Efficiency: 15.9kWh/100km

Usable battery size: 82.5kWh

Range: 520km

Form factor: Four-door, five-seat large sedan

As the electric vehicle market exands to include more and more options in Australia it’s only natural that we would see more luxury options break onto the field.

Genesis has leapfrogged rivals such as BMW by offering the Electrified G80 first in Australia which combines a seriously luxurious interior combined with an efficiency rating of 15.9kWh/100km.

This puts the cost of charging it every week at $40.55 and it still has a driving range of 520km.

The Enyaq iV 80 uses just 14.1kWh/100km

Skoda Enyaq Coupe iV 80 (from $80,000, est)

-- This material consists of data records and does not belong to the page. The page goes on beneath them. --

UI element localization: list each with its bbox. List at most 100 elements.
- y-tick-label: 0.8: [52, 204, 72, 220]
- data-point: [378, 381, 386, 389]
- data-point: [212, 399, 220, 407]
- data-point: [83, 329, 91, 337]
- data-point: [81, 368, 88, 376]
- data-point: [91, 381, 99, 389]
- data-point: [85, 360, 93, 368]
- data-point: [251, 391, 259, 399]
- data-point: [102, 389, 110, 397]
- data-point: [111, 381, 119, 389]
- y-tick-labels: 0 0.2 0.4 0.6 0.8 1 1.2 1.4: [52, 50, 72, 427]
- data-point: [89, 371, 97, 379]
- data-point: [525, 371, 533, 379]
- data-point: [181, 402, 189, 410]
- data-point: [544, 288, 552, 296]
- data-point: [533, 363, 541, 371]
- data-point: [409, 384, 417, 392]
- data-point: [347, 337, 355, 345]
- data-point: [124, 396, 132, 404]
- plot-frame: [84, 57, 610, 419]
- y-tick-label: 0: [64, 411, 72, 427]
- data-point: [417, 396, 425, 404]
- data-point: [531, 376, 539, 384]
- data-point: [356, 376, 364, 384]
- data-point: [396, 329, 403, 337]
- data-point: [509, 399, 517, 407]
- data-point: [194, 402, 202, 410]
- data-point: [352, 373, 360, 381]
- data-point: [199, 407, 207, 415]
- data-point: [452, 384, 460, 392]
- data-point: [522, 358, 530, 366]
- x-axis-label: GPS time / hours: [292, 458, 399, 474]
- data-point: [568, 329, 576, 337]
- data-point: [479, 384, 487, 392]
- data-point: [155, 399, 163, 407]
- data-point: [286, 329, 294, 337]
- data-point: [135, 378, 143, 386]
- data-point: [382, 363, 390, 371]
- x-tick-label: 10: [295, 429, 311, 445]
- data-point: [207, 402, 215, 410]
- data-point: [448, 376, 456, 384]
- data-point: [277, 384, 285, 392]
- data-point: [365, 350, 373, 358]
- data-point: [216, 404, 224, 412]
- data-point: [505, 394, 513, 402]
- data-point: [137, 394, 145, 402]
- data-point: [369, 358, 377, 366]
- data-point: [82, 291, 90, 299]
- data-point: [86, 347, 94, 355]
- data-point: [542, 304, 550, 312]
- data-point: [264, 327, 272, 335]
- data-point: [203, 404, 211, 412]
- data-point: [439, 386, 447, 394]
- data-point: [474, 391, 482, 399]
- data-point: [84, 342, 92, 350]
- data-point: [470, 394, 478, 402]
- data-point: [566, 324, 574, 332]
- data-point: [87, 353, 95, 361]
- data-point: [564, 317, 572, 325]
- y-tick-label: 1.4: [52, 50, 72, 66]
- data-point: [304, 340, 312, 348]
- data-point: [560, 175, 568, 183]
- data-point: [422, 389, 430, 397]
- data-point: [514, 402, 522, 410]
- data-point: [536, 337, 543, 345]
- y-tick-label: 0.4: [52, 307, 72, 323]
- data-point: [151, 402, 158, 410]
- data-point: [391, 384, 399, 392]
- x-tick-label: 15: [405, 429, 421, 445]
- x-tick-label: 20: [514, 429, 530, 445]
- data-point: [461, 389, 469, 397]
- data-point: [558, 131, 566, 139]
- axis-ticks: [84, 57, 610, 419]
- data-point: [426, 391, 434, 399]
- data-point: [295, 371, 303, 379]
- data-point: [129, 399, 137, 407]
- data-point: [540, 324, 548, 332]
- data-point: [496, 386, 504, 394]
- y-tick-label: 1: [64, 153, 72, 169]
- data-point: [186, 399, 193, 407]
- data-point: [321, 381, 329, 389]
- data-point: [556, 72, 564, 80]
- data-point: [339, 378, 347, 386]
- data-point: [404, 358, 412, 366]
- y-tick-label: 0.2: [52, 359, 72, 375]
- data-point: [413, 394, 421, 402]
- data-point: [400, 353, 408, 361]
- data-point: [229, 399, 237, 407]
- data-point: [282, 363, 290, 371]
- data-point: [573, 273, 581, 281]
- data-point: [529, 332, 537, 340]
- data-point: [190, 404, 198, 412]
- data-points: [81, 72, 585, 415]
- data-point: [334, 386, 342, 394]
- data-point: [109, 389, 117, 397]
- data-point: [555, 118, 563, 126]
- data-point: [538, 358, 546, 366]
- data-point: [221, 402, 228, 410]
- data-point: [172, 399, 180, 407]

Efficiency: 14.1kWh/100km 

Usable battery size: 77kWh

Range: 545km

Form factor: Five-door, five-seat midsize SUV

Skoda has yet to confirm what exact version of the Enyaq Coupe will be coming to Australia in the second half of 2023 but we hope the iV 80 grade is on the shortlist. 

Despite being a midsize SUV, the Enyaq is still quite efficient with a consumption rate of 14.1kWh/100km, amounting to a weekly charge cost of $35.96.

Combine that with a driving range of 545km, courtesy of a huge 77kWh battery, this could be a great road trip SUV for Australian buyers.